Hello, friends from 'not England'! How are you? Or should I say 'g'day, y'all bonjour danke'? You come to this blog day-in, day-out (don't you?) looking for advice and guidance about new cultural phenomenons sweeping my little nation, made of grass and scarves. Well you're in for a treat today, because I'm going to tell you all about the author of Britain's TOP-SELLING AUTOBIOGRAPHY LAST CHRISTMAS. Having worked in a bookshop over Christmas, I can tell you that the above fact is true. He was massively popular, outstripping other celebs you've never heard of such as Chris Evans (a DJ, not a comic-book loving actor) and Paul O'Grady. The success is even more impressive when you learn that this writer is not human, real, or English.
Alexsandr Orlov is an anthropomothic meerkat, less Timon and more Queen Catherina The Great of Russia. He is the frontman for an advertising campaign by a price-comparison website, Compare The Market, and has appeared in a number of adverts for the company. He also has this tie-in book, and there are reports he will win a record contract in the near future. Alexsandr is a Russian character, and the premise of the adverts is that "market" pronounced in a Russian accent sounds like "meerkat". Britain is not very advanced nowdays.
Alexsandr promotes a website called "comparethemeerkat.com", and in each advert he bigs up this website where customers can go to compare different kinds of meerkat and vote for which they like best. He will typically then get irate because people get his website mixed up with "comparethemarket.com". The advert will end with him naming both sites, in an accent which makes them sound exactly the same, before winking at the camera and making a clicking noise. This is the most popular thing in England right now.

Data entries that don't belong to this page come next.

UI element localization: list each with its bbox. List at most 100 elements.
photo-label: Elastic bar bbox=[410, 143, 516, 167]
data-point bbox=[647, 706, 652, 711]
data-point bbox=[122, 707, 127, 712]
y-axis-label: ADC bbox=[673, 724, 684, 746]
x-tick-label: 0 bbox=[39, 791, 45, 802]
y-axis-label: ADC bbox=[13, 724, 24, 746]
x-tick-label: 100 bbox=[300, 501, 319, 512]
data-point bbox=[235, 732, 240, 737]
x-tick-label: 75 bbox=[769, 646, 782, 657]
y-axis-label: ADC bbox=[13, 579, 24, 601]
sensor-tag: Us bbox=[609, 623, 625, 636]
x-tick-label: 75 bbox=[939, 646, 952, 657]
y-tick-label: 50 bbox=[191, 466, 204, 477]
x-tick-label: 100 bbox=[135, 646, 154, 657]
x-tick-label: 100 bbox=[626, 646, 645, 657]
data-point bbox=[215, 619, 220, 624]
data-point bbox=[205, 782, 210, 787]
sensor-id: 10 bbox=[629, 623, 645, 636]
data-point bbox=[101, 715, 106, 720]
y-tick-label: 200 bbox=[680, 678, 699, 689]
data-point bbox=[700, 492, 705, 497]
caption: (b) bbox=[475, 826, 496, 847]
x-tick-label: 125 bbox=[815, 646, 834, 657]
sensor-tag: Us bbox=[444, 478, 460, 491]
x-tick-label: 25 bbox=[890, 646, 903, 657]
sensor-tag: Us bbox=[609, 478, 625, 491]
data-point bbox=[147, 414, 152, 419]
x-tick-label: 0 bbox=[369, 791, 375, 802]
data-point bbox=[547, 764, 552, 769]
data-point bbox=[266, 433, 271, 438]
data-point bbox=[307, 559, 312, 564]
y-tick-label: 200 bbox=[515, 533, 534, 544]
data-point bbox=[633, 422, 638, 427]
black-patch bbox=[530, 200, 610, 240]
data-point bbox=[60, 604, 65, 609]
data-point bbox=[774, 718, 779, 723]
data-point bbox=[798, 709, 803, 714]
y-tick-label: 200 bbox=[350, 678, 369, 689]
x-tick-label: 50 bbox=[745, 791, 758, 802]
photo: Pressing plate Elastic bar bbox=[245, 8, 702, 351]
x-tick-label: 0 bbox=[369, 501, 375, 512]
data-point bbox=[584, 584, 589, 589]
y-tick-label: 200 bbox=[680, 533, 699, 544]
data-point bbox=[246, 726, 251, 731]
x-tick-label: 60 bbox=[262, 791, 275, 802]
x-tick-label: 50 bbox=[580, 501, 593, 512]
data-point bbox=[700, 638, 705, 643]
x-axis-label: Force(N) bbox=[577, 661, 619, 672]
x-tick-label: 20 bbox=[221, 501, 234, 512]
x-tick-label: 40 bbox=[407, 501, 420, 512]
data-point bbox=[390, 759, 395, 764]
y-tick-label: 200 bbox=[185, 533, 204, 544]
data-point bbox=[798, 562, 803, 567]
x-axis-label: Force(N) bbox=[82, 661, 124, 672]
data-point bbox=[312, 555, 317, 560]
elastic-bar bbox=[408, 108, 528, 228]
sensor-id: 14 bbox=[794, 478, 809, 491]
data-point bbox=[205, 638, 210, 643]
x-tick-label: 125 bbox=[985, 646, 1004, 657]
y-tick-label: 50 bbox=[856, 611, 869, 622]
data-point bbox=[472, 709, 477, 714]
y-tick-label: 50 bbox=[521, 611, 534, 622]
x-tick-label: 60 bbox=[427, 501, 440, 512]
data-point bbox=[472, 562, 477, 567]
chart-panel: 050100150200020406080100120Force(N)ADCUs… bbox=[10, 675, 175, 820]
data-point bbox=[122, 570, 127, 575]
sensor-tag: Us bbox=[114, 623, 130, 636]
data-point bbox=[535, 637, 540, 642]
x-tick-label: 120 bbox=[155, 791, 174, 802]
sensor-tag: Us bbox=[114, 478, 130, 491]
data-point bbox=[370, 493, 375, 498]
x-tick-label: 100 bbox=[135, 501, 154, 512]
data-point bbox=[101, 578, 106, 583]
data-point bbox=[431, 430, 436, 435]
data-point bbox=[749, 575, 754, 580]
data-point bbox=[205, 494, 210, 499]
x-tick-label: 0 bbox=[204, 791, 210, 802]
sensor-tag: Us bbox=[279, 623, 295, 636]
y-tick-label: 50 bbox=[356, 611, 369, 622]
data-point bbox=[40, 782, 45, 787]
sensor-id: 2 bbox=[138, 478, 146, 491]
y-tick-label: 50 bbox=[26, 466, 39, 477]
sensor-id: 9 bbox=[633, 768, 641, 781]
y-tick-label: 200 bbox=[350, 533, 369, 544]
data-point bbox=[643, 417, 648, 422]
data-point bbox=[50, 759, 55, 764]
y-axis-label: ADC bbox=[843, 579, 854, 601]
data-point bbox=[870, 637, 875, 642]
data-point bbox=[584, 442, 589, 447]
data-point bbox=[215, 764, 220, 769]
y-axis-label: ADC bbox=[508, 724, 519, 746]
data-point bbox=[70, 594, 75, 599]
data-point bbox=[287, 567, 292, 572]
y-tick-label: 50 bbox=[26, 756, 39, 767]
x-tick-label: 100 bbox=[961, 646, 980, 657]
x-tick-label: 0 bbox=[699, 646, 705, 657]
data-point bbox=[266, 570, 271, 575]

A few things concern us. One is that Alexsandr is meant to have fought through several hardships in the 1970s, before he became the businessman he is today. However, meerkats only live for about 12-14 years. So how has Alexsandr managed to live for so much longer, three times longer than any other meerkat in history. Is this why he can talk? Is the advert suggesting that, were meerkats able to live long enough, they'd eventually learn to speak human dialect and develop fingers flexible enough to manage a computer - is this what the advert is suggesting? Because if so, that seems like tacit support of evolution and all Catholics should protest against the adverts immediately.
Another worry is that Alexsandr's new website is called "Meerkovo". Now, I don't know about you, but that immediately brings to mind "Kosovo", a disputed land in the former Yugoslavian Republic which has for decades now been the centre of horrific war. Why are the advertisers bringing "Meerkovo" into the public eye? What are they going to do. If this ends with Meerkovo getting bombed by angry car insurance salesmen....
Our point, readers, is that we find this whole thing to be very disturbing indeed. While small animals are cute, apart from skunks who are misogynistic, the promotion of these meerkats seems shady and unorthodox. What happens if the adverts cease to be popular? Are we literally going to see civil war followed by acts of mass violence and the whole thing becomes an uncomfortably taut allegory for war-torn Europe? Readers, this whole thing stinks.